Set in a small farm in Eastern Germany and a northern French town during WWII, Silent Night focuses on two women and their struggle to survive the consequences of a love affair with an enemy soldier and a pilot of the Luftwaffe while their husbands are held captive behind enemy lines. As their lives become interwoven, they are faced with having to make difficult choices. The raw honesty in their confessions and deference for the here-and-now is moving and treated with great subtlety and humility by the author.
Recurring themes of compromise, love, yearning, guilt and denial are explored and skillfully captured against the backdrop of war.
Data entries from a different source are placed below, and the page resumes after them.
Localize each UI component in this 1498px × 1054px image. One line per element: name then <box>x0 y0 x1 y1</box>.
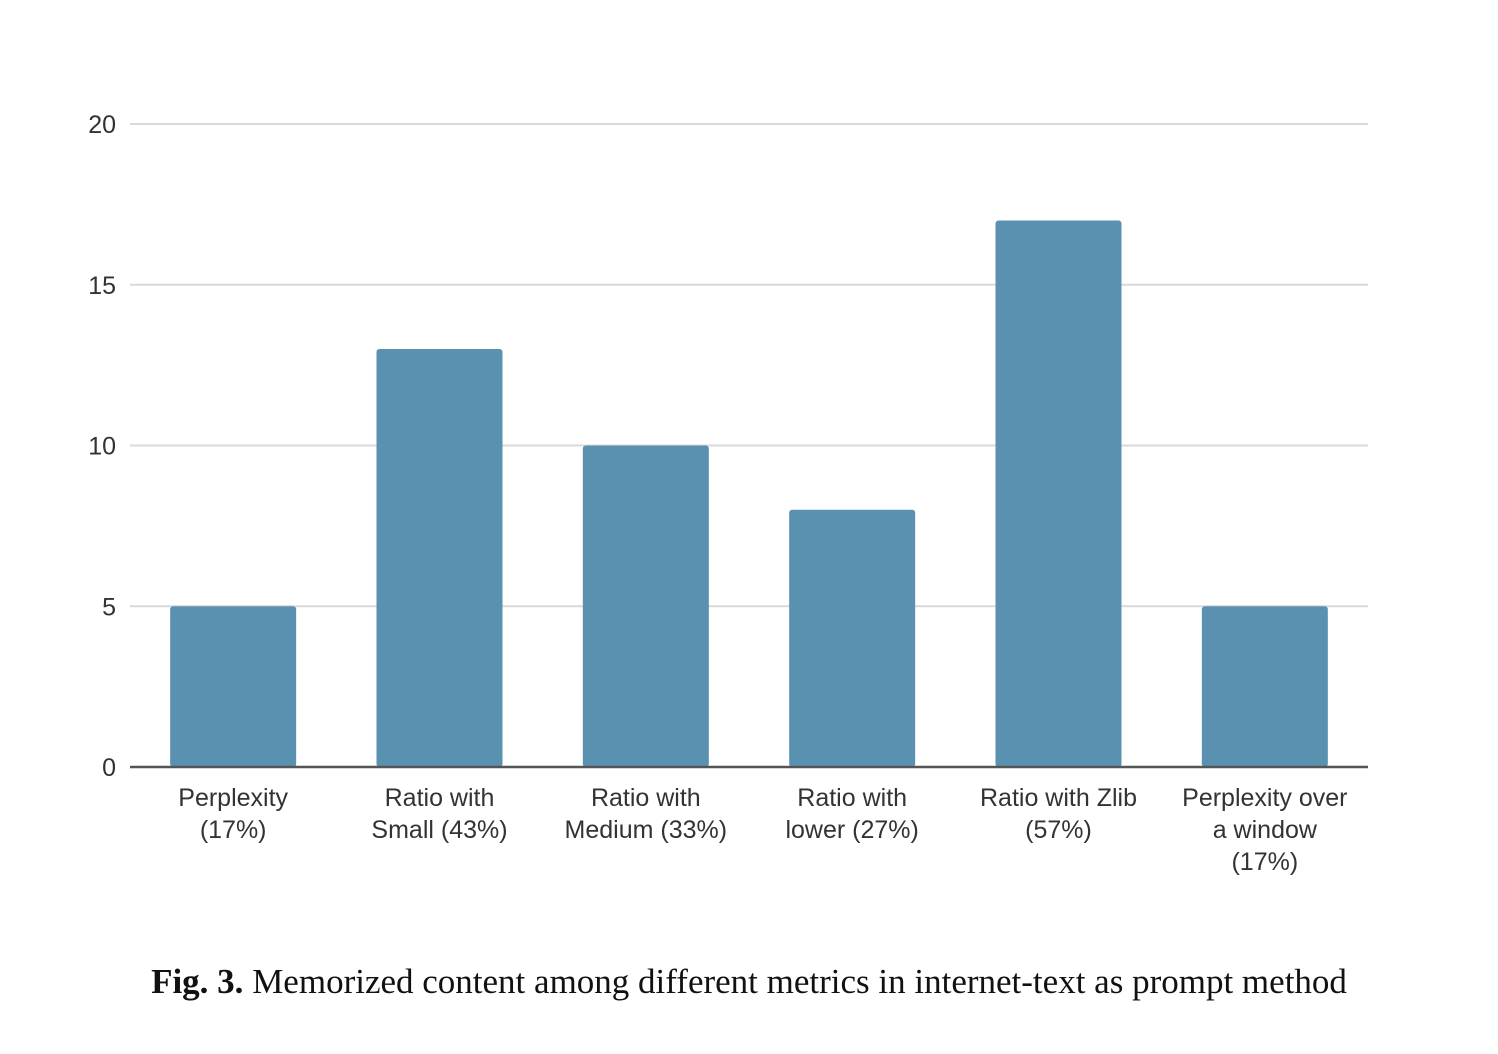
caption-label: Fig. 3. <box>151 962 244 1001</box>
bars <box>170 220 1328 767</box>
y-tick-label: 0 <box>102 754 116 782</box>
y-tick-label: 15 <box>88 272 116 300</box>
bar <box>995 220 1122 767</box>
bar <box>170 606 297 767</box>
x-tick-label: Ratio with Medium (33%) <box>565 784 728 844</box>
gridlines <box>130 123 1368 608</box>
bar <box>376 349 503 767</box>
y-tick-label: 10 <box>88 433 116 461</box>
x-tick-label: Perplexity over a window (17%) <box>1182 784 1347 876</box>
bar-chart: 0 5 10 15 20 Perplexity (17%) Ratio with Small … <box>88 111 1368 876</box>
caption-text: Memorized content among different metric… <box>252 962 1347 1001</box>
x-tick-label: Perplexity (17%) <box>178 784 288 844</box>
x-tick-label: Ratio with Zlib (57%) <box>980 784 1137 844</box>
y-tick-label: 20 <box>88 111 116 139</box>
x-axis-labels: Perplexity (17%) Ratio with Small (43%) Rati… <box>178 784 1347 876</box>
x-tick-label: Ratio with Small (43%) <box>371 784 507 844</box>
bar <box>789 509 916 767</box>
bar <box>582 445 709 767</box>
x-tick-label: Ratio with lower (27%) <box>785 784 918 844</box>
y-tick-label: 5 <box>102 593 116 621</box>
y-axis-ticks: 0 5 10 15 20 <box>88 111 116 782</box>
figure-caption: Fig. 3. Memorized content among differen… <box>0 962 1498 1002</box>
bar <box>1201 606 1328 767</box>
But perhaps the most powerful message this book eschews is confirmation of the enduring resilience of the human spirit and recognition of the importance of love in a world of uncertainty, destruction and terrible human suffering. Nowhere is the latter more apparent than in the harrowing details of the physical effects to civilians living under the tons of high explosives unleashed on them during allied bombing raids over Germany in the final hours of the war.
Rarely does a book come along that paints so vivid a picture of forbidden love during one of the darkest periods of the twentieth century. Silent Night proves an exception to that rule.
“Love bares its strength amid tribulations, against all odds and wrongful speculations.” – Unknown quote.